From 1988 to 2000, Dr. Joel Martin taught at Franklin & Marshall College in the Department of Religious Studies. As he reenters the F&M community in his new role as Provost, he has many questions to ask: some historical, some existential and personal, others social and ethical.
- Why was F&M founded?
- How has it evolved?
- Why should others care about its future?
- Why do students choose to join the College?
- Why do faculty?
- Why did he?
- How can everyone work together to strengthen F&M?
Dr. Joel Martin received his Ph.D., with honors, in the history of religious studies from Duke University.
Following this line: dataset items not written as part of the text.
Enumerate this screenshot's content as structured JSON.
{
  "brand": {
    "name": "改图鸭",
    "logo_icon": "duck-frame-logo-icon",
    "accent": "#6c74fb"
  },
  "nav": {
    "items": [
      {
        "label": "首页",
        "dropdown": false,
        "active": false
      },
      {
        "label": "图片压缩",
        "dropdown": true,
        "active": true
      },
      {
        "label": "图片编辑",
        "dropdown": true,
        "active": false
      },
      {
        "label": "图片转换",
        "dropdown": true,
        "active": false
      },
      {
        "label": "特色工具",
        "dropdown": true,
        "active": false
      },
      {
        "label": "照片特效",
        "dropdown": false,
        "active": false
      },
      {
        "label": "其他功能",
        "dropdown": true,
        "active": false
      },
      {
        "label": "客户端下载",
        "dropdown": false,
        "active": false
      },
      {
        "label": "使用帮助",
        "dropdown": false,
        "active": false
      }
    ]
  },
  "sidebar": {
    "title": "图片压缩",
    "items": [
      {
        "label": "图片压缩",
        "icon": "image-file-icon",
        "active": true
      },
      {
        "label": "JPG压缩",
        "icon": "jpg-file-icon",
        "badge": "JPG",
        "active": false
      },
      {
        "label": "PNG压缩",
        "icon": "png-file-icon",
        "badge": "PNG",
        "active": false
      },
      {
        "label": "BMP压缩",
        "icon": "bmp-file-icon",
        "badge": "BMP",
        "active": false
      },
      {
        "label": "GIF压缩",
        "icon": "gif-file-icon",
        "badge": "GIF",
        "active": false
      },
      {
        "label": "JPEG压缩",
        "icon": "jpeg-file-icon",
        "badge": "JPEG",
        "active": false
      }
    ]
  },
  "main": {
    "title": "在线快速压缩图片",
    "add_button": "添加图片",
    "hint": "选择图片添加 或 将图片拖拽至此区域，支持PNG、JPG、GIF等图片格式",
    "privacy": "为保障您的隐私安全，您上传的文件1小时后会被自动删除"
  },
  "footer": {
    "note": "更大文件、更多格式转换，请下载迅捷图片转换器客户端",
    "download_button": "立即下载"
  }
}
In 1988, he joined F&M’s Department of Religious Studies in and became Chair in 1996. In 2000, he left F&M to become Chair of American Indian Affairs and Professor of History and Religious Studies at the University of California-Riverside.
He would later serve as Chair of the Department of Religious Studies at UC-Riverside, and eventually as interim Dean of the College of Humanities, Arts, and Social Sciences. In 2006, he moved to the University of Massachusetts-Amherst as Dean of the College of Humanities and Fine Arts and eventually was named Vice-Provost for Academic Personnel and Dean of the Faculty in 2010.
Dr. Martin’s academic interests focus upon Native America. His book Sacred Revolt: The Muskogees’ Struggle for a New World (Beacon, 1991) was named an Outstanding Book on the Subject of Human Rights in the U.S. Additional publications include Screening the Sacred: Religion, Mythology and Ideology in Popular American Film (Westview, 1995) and The Land Looks After Us: A History of Native American Religion (Oxford, 2001) and Native Americans, Christianity, and the Reshaping of the American Religious Landscape (UNC Press, 2010). His current research examines the lives of New Englanders and Cherokees involved in an early mission.